Revocata la misura cautelare dei domiciliari ad Eleno Mazzotta, segretario generale di Federaziende, coinvolto lo scorso 20 maggio nell’operazione della Guardia di Finanza “New Job” che vede indagate 43 persone fisiche e 17 persone giuridiche. Secondo gli inquirenti avrebbero messo in piedi una truffa da 16 milioni di euro commessa sfruttando il modello di versamento di imposte e contributi F24. 

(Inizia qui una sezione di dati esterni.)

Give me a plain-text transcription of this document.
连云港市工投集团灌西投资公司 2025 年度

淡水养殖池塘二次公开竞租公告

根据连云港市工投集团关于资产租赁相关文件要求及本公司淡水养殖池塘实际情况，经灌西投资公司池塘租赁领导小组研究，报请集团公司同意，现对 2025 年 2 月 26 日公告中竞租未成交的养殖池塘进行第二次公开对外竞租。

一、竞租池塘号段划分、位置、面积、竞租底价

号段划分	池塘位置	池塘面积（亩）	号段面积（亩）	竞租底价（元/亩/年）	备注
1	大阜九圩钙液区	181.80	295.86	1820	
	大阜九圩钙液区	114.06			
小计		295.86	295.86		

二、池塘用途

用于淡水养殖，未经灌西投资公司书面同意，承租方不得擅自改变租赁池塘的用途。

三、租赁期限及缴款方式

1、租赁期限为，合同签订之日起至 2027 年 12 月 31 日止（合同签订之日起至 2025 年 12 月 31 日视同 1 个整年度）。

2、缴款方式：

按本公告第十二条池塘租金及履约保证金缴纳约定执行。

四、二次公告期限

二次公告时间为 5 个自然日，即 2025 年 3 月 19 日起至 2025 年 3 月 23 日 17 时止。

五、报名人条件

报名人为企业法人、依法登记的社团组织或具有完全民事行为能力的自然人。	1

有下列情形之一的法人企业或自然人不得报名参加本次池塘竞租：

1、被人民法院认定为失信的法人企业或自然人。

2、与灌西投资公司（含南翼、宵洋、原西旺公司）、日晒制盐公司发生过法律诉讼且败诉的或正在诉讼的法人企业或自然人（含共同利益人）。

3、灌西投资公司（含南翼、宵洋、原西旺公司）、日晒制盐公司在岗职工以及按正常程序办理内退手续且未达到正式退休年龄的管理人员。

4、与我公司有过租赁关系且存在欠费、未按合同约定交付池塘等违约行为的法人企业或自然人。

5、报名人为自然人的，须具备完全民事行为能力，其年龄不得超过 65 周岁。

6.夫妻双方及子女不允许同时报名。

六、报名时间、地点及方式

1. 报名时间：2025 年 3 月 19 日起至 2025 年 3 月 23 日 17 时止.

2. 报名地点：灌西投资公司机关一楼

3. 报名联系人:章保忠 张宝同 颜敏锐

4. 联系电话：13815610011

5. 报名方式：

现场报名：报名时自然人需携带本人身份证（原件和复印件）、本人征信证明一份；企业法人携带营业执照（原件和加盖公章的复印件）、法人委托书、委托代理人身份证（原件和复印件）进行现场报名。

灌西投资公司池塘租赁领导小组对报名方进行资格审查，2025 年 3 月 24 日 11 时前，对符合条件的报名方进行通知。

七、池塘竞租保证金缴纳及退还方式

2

Il provvedimento del giudice


Il provvedimento al quale Mazzotta era stato sottoposto è stato annullato dal giudice per le indagini preliminari del Tribunale di Milano, Anna Calabi, rilevato che «l’indagato ha offerto, nei limiti dell’incombente a cui si è sottoposto, una ricostruzione della vicenda che impone una rivalutazione delle esigenze cautelari in relazione al rischio di reiterazione dei reati, rischio che alla luce delle dichiarazioni rese e della dichiarazione prodotta non appare attuale e concreto». Revoca dei domiciliari che il Gip ha deciso anche in seguito alla disponibilità di Mazzotta a rendere interrogatorio davanti al Pm, «scelta che mostra la volontà di collaborare – si legge nell’ordinanza - in una ricostruzione più approfondita della vicenda, nonché la volontà di illustrare i rapporti con gli altri indagati, le competenze del Cean e le modalità di esecuzione degli incombenti e dei controlli che quale legale rappresentante era tenuto a svolgere».

L'inchiesta

Nelle indagini, oltre al 45enne salentino fondatore nel 2015 dell'ente bilaterale Cean, sono finiti anche due imprenditori lombardi.

Il meccanismo della truffa, definito dagli stessi investigatori innovativo, avrebbe funzionato così: alcune società non operative - secondo gli inquirenti create ad hoc dai tre, attraverso complici e prestanome, poco prima di mettere in atto la truffa - chiedevano all'Agenzia delle Entrate, tramite F24, versamenti a ignari fondi pensione e enti bilaterali con sede su tutto il territorio nazionale. Nessun esborso di denaro, ma una compensazione crediti di natura tributaria e previdenziale, che si sarebbero poi rivelate inesistenti: fra queste, il credito per famiglie numerose, il cosiddetto bonus Renzi. A questo punto, sempre secondo quanto ipotizzato dagli inquirenti, le stesse società chiedevano il rimborso delle somme - circa 16 milioni di euro, il presunto provento della frode - agli stessi fondi pensione ed enti bilaterali, sostenendo di aver commesso degli errori nella domanda di accredito in loro favore. Infine, per ottenere il visto di conformità sui modelli F24 necessario all'utilizzo dei crediti di compensazione, secondo quanto emerso dalle indagini, il sodalizio avrebbe usato codici fiscali di ignari professionisti, alcuni dei quali erano anche deceduti.